Every Sunday at dawn, in the back corner of an empty supermarket car park, the shopping trolleys held their secret meeting. These weren’t ordinary trolleys that just waited to be pushed around. No, these were awakened trolleys—deep thinkers, questioners of purpose, and full-time critics of human grocery habits.
The meeting began when the oldest trolley, still rattling from a wheel injury in 1998, rolled forward and announced the first agenda item: pressure washing colchester. The trolleys nodded their baskets thoughtfully, pretending to understand, which is the trolley version of philosophy.
Next, a sleek new trolley who believed it was destined for greatness produced a receipt with patio cleaning colchester printed across it. The others treated it like ancient scripture, even though it clearly came from aisle six.
A rogue trolley, covered in stickers and smelling faintly of onions, banged its wheels dramatically and revealed a crushed loyalty card labelled driveway cleaning colchester. This was declared “a message from the parking lot spirits,” and entered into the official trolley archives (a damp cardboard box).
Then the council fell silent as the wisest trolley of all—one missing two wheels but rich in metaphor—lifted its basket to reveal a piece of laminated paper that read roof cleaning colchester. The silence that followed was so deep even the pigeons stopped judging them.
Finally, the smallest trolley, the kind used for “quick shops” and panic purchases, squeaked out the final decree of the gathering: exterior cleaning colchester. The words echoed beautifully across the empty car park, bouncing off lampposts like forgotten poetry.
The meeting ended with a traditional ritual: all the trolleys rolled in slow circles to celebrate existence, then quietly returned themselves to the trolley bay, pretending to be inanimate objects once again.
No groceries were discussed. No meaning was discovered. But every trolley felt slightly more profound.
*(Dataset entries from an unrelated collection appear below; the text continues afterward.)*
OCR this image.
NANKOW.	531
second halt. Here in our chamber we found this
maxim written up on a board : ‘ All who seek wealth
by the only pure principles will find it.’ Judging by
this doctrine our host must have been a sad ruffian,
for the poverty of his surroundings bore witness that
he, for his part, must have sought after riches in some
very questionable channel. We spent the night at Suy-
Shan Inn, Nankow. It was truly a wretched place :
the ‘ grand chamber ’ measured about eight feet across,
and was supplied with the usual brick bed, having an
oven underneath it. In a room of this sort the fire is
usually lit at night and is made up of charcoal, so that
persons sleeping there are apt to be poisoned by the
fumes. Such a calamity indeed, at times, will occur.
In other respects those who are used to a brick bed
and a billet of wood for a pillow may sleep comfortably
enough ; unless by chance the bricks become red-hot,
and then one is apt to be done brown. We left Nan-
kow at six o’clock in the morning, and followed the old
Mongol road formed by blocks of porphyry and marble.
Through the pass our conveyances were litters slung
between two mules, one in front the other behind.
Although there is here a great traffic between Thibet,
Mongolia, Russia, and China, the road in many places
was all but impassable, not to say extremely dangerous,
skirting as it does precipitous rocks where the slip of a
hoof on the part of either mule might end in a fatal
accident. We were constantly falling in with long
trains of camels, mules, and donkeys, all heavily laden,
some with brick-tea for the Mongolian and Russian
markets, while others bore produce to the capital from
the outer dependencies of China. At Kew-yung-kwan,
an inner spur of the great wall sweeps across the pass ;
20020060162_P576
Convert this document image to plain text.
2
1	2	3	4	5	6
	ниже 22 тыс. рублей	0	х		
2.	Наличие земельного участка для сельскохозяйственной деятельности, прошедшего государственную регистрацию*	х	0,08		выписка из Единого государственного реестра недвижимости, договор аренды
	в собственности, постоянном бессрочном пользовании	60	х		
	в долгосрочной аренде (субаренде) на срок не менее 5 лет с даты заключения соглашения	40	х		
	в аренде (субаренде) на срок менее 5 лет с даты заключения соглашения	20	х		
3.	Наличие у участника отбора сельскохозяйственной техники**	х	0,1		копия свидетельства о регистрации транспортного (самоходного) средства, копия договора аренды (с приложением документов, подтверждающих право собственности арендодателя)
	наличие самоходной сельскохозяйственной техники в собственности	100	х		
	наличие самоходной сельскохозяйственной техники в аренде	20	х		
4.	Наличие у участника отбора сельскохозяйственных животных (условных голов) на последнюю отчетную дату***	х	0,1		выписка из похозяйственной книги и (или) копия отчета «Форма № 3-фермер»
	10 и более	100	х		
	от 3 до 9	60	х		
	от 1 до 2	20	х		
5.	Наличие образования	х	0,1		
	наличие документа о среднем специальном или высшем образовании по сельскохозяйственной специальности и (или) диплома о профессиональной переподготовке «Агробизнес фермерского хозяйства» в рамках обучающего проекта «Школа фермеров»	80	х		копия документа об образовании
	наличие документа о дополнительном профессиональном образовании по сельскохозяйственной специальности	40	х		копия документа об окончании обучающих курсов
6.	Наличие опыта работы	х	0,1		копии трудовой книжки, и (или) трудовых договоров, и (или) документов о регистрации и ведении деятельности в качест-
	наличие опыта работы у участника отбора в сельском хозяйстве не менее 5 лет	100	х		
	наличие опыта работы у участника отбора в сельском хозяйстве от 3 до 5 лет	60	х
Because even metal baskets on wheels have questions.
Why are they abandoned in rivers?
Why does one wheel always wobble?
Why do humans always pick the loudest trolley?
These mysteries may never be solved.
But the League will meet again next Sunday—unless strong winds push them into a hedge, in which case, the meeting will be postponed until further retrieval.
Minutes recorded.
Existential dread ongoing.
Snacks: not provided, but many crumbs available.